Вот в этом-то и состоял главный ужас! Ибо гориллоподобный Лелик был самым натуральным бандитом. Членом одной из ОПГ города. И как он будет вытряхивать из него, Виктора, свои баксы — это можно себе представить! От одной мысли о Лелике волосы начинали шевелиться. Правда, еще там, в гараже, когда сосед согласился одолжить деньги только на две недели, Скотников обещал, что в крайнем случае перезаймет у кого-нибудь из своих. Что Виктора никто не бросит, что он обязательно рассчитается с Леликом в срок. Но… Почему-то Виктору уже не очень верилось в эти обещания.
Короче, вечером на семинаре нужно будет обязательно проработать этот вопрос. Пусть Толя прямо сегодня и подойдет к своим бизнесменам и договорится с ними… А то… Так же невозможно работать… Как можно кого-то приглашать, когда в мозгах стучит одно: Лелик — долг?
Стараясь отвлечься от дурных мыслей, Виктор ковырялся в кофемолке, принесенной кем-то из сотрудников на починку, и слушал вполуха напарника Геху. Тот листал какую-то бульварную газету, читая вслух интересную, на его взгляд, информацию. Нережко прослушал про силиконовую грудь известной певицы, усиление потенции при помощи самовнушения, про намечающееся путешествие Федора Конюхова к арабским моджахедам, про любовный многоугольник в знаменитой эстрадной семье…

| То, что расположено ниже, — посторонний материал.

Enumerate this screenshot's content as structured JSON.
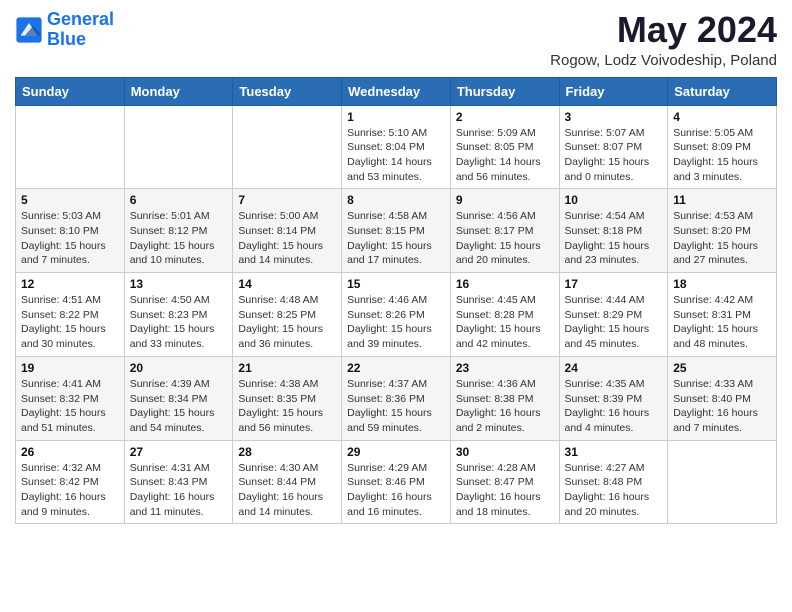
{
  "header": {
    "logo_line1": "General",
    "logo_line2": "Blue",
    "main_title": "May 2024",
    "subtitle": "Rogow, Lodz Voivodeship, Poland"
  },
  "weekdays": [
    "Sunday",
    "Monday",
    "Tuesday",
    "Wednesday",
    "Thursday",
    "Friday",
    "Saturday"
  ],
  "weeks": [
    [
      {
        "day": "",
        "info": ""
      },
      {
        "day": "",
        "info": ""
      },
      {
        "day": "",
        "info": ""
      },
      {
        "day": "1",
        "info": "Sunrise: 5:10 AM\nSunset: 8:04 PM\nDaylight: 14 hours and 53 minutes."
      },
      {
        "day": "2",
        "info": "Sunrise: 5:09 AM\nSunset: 8:05 PM\nDaylight: 14 hours and 56 minutes."
      },
      {
        "day": "3",
        "info": "Sunrise: 5:07 AM\nSunset: 8:07 PM\nDaylight: 15 hours and 0 minutes."
      },
      {
        "day": "4",
        "info": "Sunrise: 5:05 AM\nSunset: 8:09 PM\nDaylight: 15 hours and 3 minutes."
      }
    ],
    [
      {
        "day": "5",
        "info": "Sunrise: 5:03 AM\nSunset: 8:10 PM\nDaylight: 15 hours and 7 minutes."
      },
      {
        "day": "6",
        "info": "Sunrise: 5:01 AM\nSunset: 8:12 PM\nDaylight: 15 hours and 10 minutes."
      },
      {
        "day": "7",
        "info": "Sunrise: 5:00 AM\nSunset: 8:14 PM\nDaylight: 15 hours and 14 minutes."
      },
      {
        "day": "8",
        "info": "Sunrise: 4:58 AM\nSunset: 8:15 PM\nDaylight: 15 hours and 17 minutes."
      },
      {
        "day": "9",
        "info": "Sunrise: 4:56 AM\nSunset: 8:17 PM\nDaylight: 15 hours and 20 minutes."
      },
      {
        "day": "10",
        "info": "Sunrise: 4:54 AM\nSunset: 8:18 PM\nDaylight: 15 hours and 23 minutes."
      },
      {
        "day": "11",
        "info": "Sunrise: 4:53 AM\nSunset: 8:20 PM\nDaylight: 15 hours and 27 minutes."
      }
    ],
    [
      {
        "day": "12",
        "info": "Sunrise: 4:51 AM\nSunset: 8:22 PM\nDaylight: 15 hours and 30 minutes."
      },
      {
        "day": "13",
        "info": "Sunrise: 4:50 AM\nSunset: 8:23 PM\nDaylight: 15 hours and 33 minutes."
      },
      {
        "day": "14",
        "info": "Sunrise: 4:48 AM\nSunset: 8:25 PM\nDaylight: 15 hours and 36 minutes."
      },
      {
        "day": "15",
        "info": "Sunrise: 4:46 AM\nSunset: 8:26 PM\nDaylight: 15 hours and 39 minutes."
      },
      {
        "day": "16",
        "info": "Sunrise: 4:45 AM\nSunset: 8:28 PM\nDaylight: 15 hours and 42 minutes."
      },
      {
        "day": "17",
        "info": "Sunrise: 4:44 AM\nSunset: 8:29 PM\nDaylight: 15 hours and 45 minutes."
      },
      {
        "day": "18",
        "info": "Sunrise: 4:42 AM\nSunset: 8:31 PM\nDaylight: 15 hours and 48 minutes."
      }
    ],
    [
      {
        "day": "19",
        "info": "Sunrise: 4:41 AM\nSunset: 8:32 PM\nDaylight: 15 hours and 51 minutes."
      },
      {
        "day": "20",
        "info": "Sunrise: 4:39 AM\nSunset: 8:34 PM\nDaylight: 15 hours and 54 minutes."
      },
      {
        "day": "21",
        "info": "Sunrise: 4:38 AM\nSunset: 8:35 PM\nDaylight: 15 hours and 56 minutes."
      },
      {
        "day": "22",
        "info": "Sunrise: 4:37 AM\nSunset: 8:36 PM\nDaylight: 15 hours and 59 minutes."
      },
      {
        "day": "23",
        "info": "Sunrise: 4:36 AM\nSunset: 8:38 PM\nDaylight: 16 hours and 2 minutes."
      },
      {
        "day": "24",
        "info": "Sunrise: 4:35 AM\nSunset: 8:39 PM\nDaylight: 16 hours and 4 minutes."
      },
      {
        "day": "25",
        "info": "Sunrise: 4:33 AM\nSunset: 8:40 PM\nDaylight: 16 hours and 7 minutes."
      }
    ],
    [
      {
        "day": "26",
        "info": "Sunrise: 4:32 AM\nSunset: 8:42 PM\nDaylight: 16 hours and 9 minutes."
      },
      {
        "day": "27",
        "info": "Sunrise: 4:31 AM\nSunset: 8:43 PM\nDaylight: 16 hours and 11 minutes."
      },
      {
        "day": "28",
        "info": "Sunrise: 4:30 AM\nSunset: 8:44 PM\nDaylight: 16 hours and 14 minutes."
      },
      {
        "day": "29",
        "info": "Sunrise: 4:29 AM\nSunset: 8:46 PM\nDaylight: 16 hours and 16 minutes."
      },
      {
        "day": "30",
        "info": "Sunrise: 4:28 AM\nSunset: 8:47 PM\nDaylight: 16 hours and 18 minutes."
      },
      {
        "day": "31",
        "info": "Sunrise: 4:27 AM\nSunset: 8:48 PM\nDaylight: 16 hours and 20 minutes."
      },
      {
        "day": "",
        "info": ""
      }
    ]
  ]
}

— Во, слушай! «Кровавая разборка. Сегодня утром на пятой улице Текстильщиков обнаружен труп мужчины сорока пяти лет. На теле убитого более сорока колото-резаных ран. По имеющимся оперативным данным, с погибшим расправилась группировка Миши Воркутинского. Мужчина был убит из-за карточного долга в сумме шесть тысяч рублей. Фамилия убитого в интересах следствия не разглашается». Ни хрена себе! Из-за двух сотен баксов мужика замочили! Вот зверье! Эй, Витька! Ты чего бледный такой?
— Живот болит, — сквозь зубы ответил Нережко.
— Съел что-нибудь?
— Наверное.
— Потому что в буфете жрешь что ни попадя! Чего тебе твоя баба пару бутербродов на работу собрать не может? Эй, что с тобой?
— Дай-ка мне газету, — еле слышно произнес Виктор.
Группировка Миши Воркутинского — это та самая ОПГ, куда входит Лелик! Из-за двух сотен баксов сорок ножевых ран…
— На… Ты что в нее вперился? Случилось что? Чего у тебя рука-то дрожит?
— Я домой пойду. Живот сильно болит. — Нереж-ко поднялся из-за стола.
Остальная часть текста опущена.